The new method is an extension of a previous study to create a Raman spectra dataset by measuring samples physically spiked with analytes from different bioprocesses.
“To train good Raman models, you need large datasets from real processes, and that can be time-consuming and expensive,” explains Vicent Borras, PhD, a researcher from FHNW, who co-led the study.
The team’s new approach combines experimental data with Raman spectra measurements of analytes, such as glucose and lactate, dissolved in water to augment calibration datasets in silico.
According to Borras, experiments in water help to create a synthetic spectral library (SSL) to calibrate Partial Least Square (PLS) models, generating very similar results as with purely experimental data.
“The fingerprint of glucose, for example, in water and in a bioreactor, is similar enough that you can combine measurements in water with bioprocess data,” he says.
According to Borras and co-author Louis Hellequin, a PhD student at FHNW, the in silico approach could also benefit large machine learning models that require very large datasets during calibration.
“I think, in the past, people stuck to classical workflow they knew were working and, thus, did not consider new approaches” Hellequin says.

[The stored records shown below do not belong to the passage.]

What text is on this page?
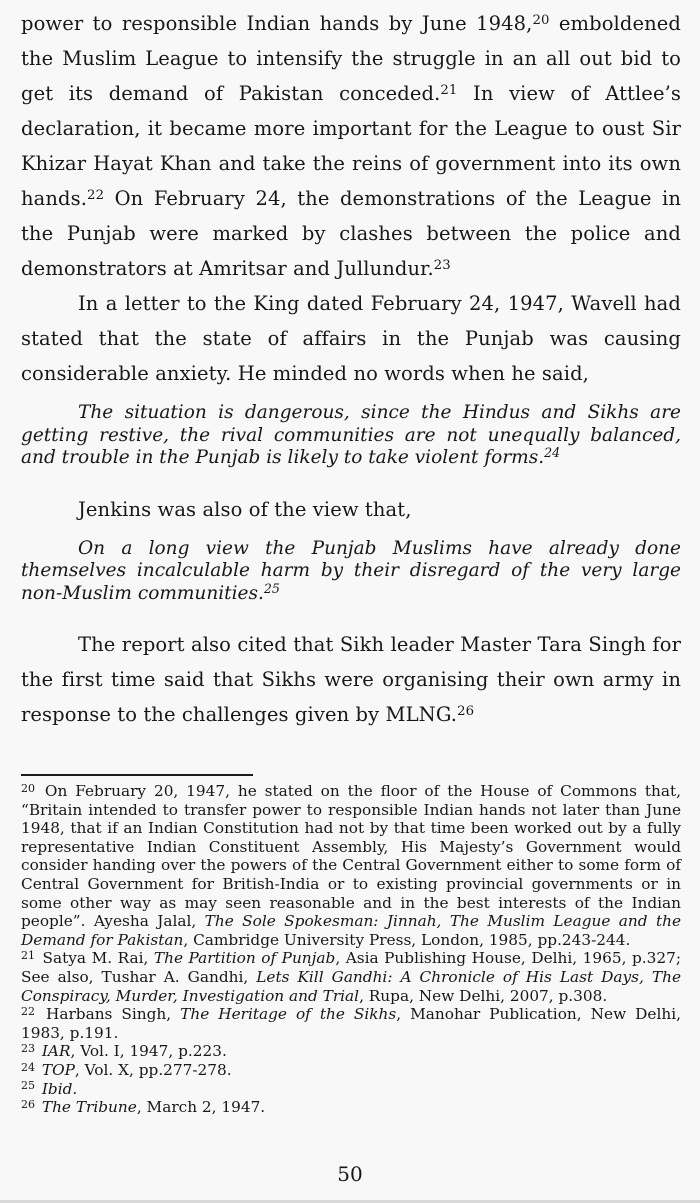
power to responsible Indian hands by June 1948,20 emboldened the Muslim League to intensify the struggle in an all out bid to get its demand of Pakistan conceded.$^{21}$ In view of Attlee’s declaration, it became more important for the League to oust Sir Khizar Hayat Khan and take the reins of government into its own hands.$^{22}$ On February 24, the demonstrations of the League in the Punjab were marked by clashes between the police and demonstrators at Amritsar and Jullundur.$^{23}$

In a letter to the King dated February 24, 1947, Wavell had stated that the state of affairs in the Punjab was causing considerable anxiety. He minded no words when he said,

The situation is dangerous, since the Hindus and Sikhs are getting restive, the rival communities are not unequally balanced, and trouble in the Punjab is likely to take violent forms.$^{24}$

Jenkins was also of the view that,

On a long view the Punjab Muslims have already done themselves incalculable harm by their disregard of the very large non-Muslim communities.$^{25}$

The report also cited that Sikh leader Master Tara Singh for the first time said that Sikhs were organising their own army in response to the challenges given by MLNG.$^{26}$

$^{20}$ On February 20, 1947, he stated on the floor of the House of Commons that, “Britain intended to transfer power to responsible Indian hands not later than June 1948, that if an Indian Constitution had not by that time been worked out by a fully representative Indian Constituent Assembly, His Majesty’s Government would consider handing over the powers of the Central Government either to some form of Central Government for British-India or to existing provincial governments or in some other way as may seen reasonable and in the best interests of the Indian people”. Ayesha Jalal, The Sole Spokesman: Jinnah, The Muslim League and the Demand for Pakistan, Cambridge University Press, London, 1985, pp.243-244.
$^{21}$ Satya M. Rai, The Partition of Punjab, Asia Publishing House, Delhi, 1965, p.327; See also, Tushar A. Gandhi, Lets Kill Gandhi: A Chronicle of His Last Days, The Conspiracy, Murder, Investigation and Trial, Rupa, New Delhi, 2007, p.308.
$^{22}$ Harbans Singh, The Heritage of the Sikhs, Manohar Publication, New Delhi, 1983, p.191.
$^{23}$ IAR, Vol. I, 1947, p.223.
$^{24}$ TOP, Vol. X, pp.277-278.
$^{25}$ Ibid.
$^{26}$ The Tribune, March 2, 1947.
50
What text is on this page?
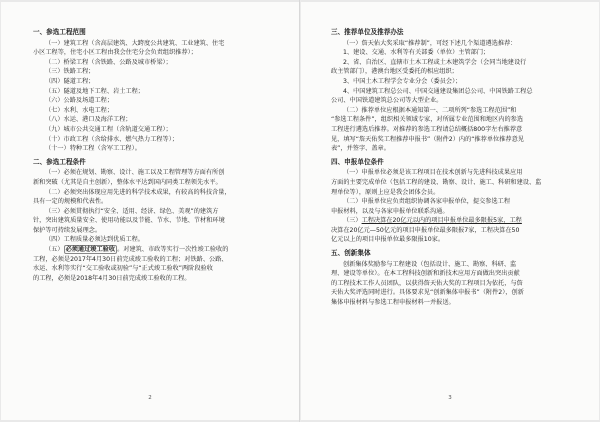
一、参选工程范围

（一）建筑工程（含高层建筑、大跨度公共建筑、工业建筑、住宅

小区工程等，住宅小区工程由我会住宅分会负责组织推荐）；

（二）桥梁工程（含铁路、公路及城市桥梁）；

（三）铁路工程；

（四）隧道工程；

（五）隧道及地下工程、岩土工程；

（六）公路及场道工程；

（七）水利、水电工程；

（八）水运、港口及海洋工程；

（九）城市公共交通工程（含轨道交通工程）；

（十）市政工程（含给排水、燃气热力工程等）；

（十一）特种工程（含军工工程）。

二、参选工程条件

（一）必须在规划、勘察、设计、施工以及工程管理等方面有所创

新和突破（尤其是自主创新），整体水平达到国内同类工程领先水平。

（二）必须突出体现应用先进的科学技术成果，有较高的科技含量，

具有一定的规模和代表性。

（三）必须贯彻执行“安全、适用、经济、绿色、美观”的建筑方

针，突出建筑质量安全、使用功能以及节能、节水、节地、节材和环境

保护等可持续发展理念。

（四）工程质量必须达到优质工程。

（五） 必须通过竣工验收 。对建筑、市政等实行一次性竣工验收的

工程，必须是2017年4月30日前完成竣工验收的工程；对铁路、公路、

水运、水利等实行“交工验收或初验”与“正式竣工验收”两阶段验收

的工程，必须是2018年4月30日前完成竣工验收的工程。

2

三、推荐单位及推荐办法

（一）詹天佑大奖采取“推荐制”，可经下述几个渠道遴选推荐：

1、建设、交通、水利等有关部委（单位）主管部门；

2、省、自治区、直辖市土木工程或土木建筑学会（会同当地建设行

政主管部门），港澳台地区受委托的相应组织；

3、中国土木工程学会专业分会（委员会）；

4、中国建筑工程总公司、中国交通建设集团总公司、中国铁路工程总

公司、中国铁道建筑总公司等大型企业。

（二）推荐单位应根据本通知第一、二项所列“参选工程范围”和

“参选工程条件”，组织相关领域专家，对所属专业范围和地区内的参选

工程进行遴选后推荐。对推荐的参选工程请总结概括800字左右推荐意

见，填写“詹天佑奖工程推荐申报书”（附件2）内的“推荐单位推荐意见

表”，并签字、盖章。

四、申报单位条件

（一）申报单位必须是该工程项目在技术创新与先进科技成果应用

方面的主要完成单位（包括工程的建设、勘察、设计、施工、科研和建设、监

理单位等），原则上应是我会团体会员。

（二）申报单位应负责组织协调各家申报单位，提交参选工程

申报材料，以及与各家申报单位联系沟通。

（三）工程决算在20亿元以内的项目申报单位最多限报5家，工程

决算在20亿元—50亿元的项目申报单位最多限报7家，工程决算在50

亿元以上的项目申报单位最多限报10家。

五、创新集体

创新集体奖励参与工程建设（包括设计、施工、勘察、科研、监

理、建设等单位）。在本工程科技创新和新技术应用方面做出突出贡献

的工程技术工作人员团队，以获得詹天佑大奖的工程项目为依托，与詹

天佑大奖评选同时进行。具体要求见“创新集体申报书”（附件2），创新

集体申报材料与参选工程申报材料一并报送。

3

The team used the Raman spectra they created in silico to calibrate PLS models, which they used to predict how different analyte concentrations changed over real perfusion bioprocesses. They demonstrated that models trained with in silico data are as accurate as those trained purely with experimental Raman spectra, achieving similar accuracy with less experimental input.
“We could extend the existing datasets that people have, even if these are small datasets,” says Borras.
The team now hopes to expand their work through industry collaborations.
“We’re always looking at new technology and how to implement them in a more efficient way, so we’re going to be seeing if we can repeat this methodology with different spectroscopic techniques,” Hellequin adds.
Their research is outlined in a recent paper published in Analytical and Bioanalytical Chemistry. Borras will also speak at the 2026 Bioprocessing Summit Europe.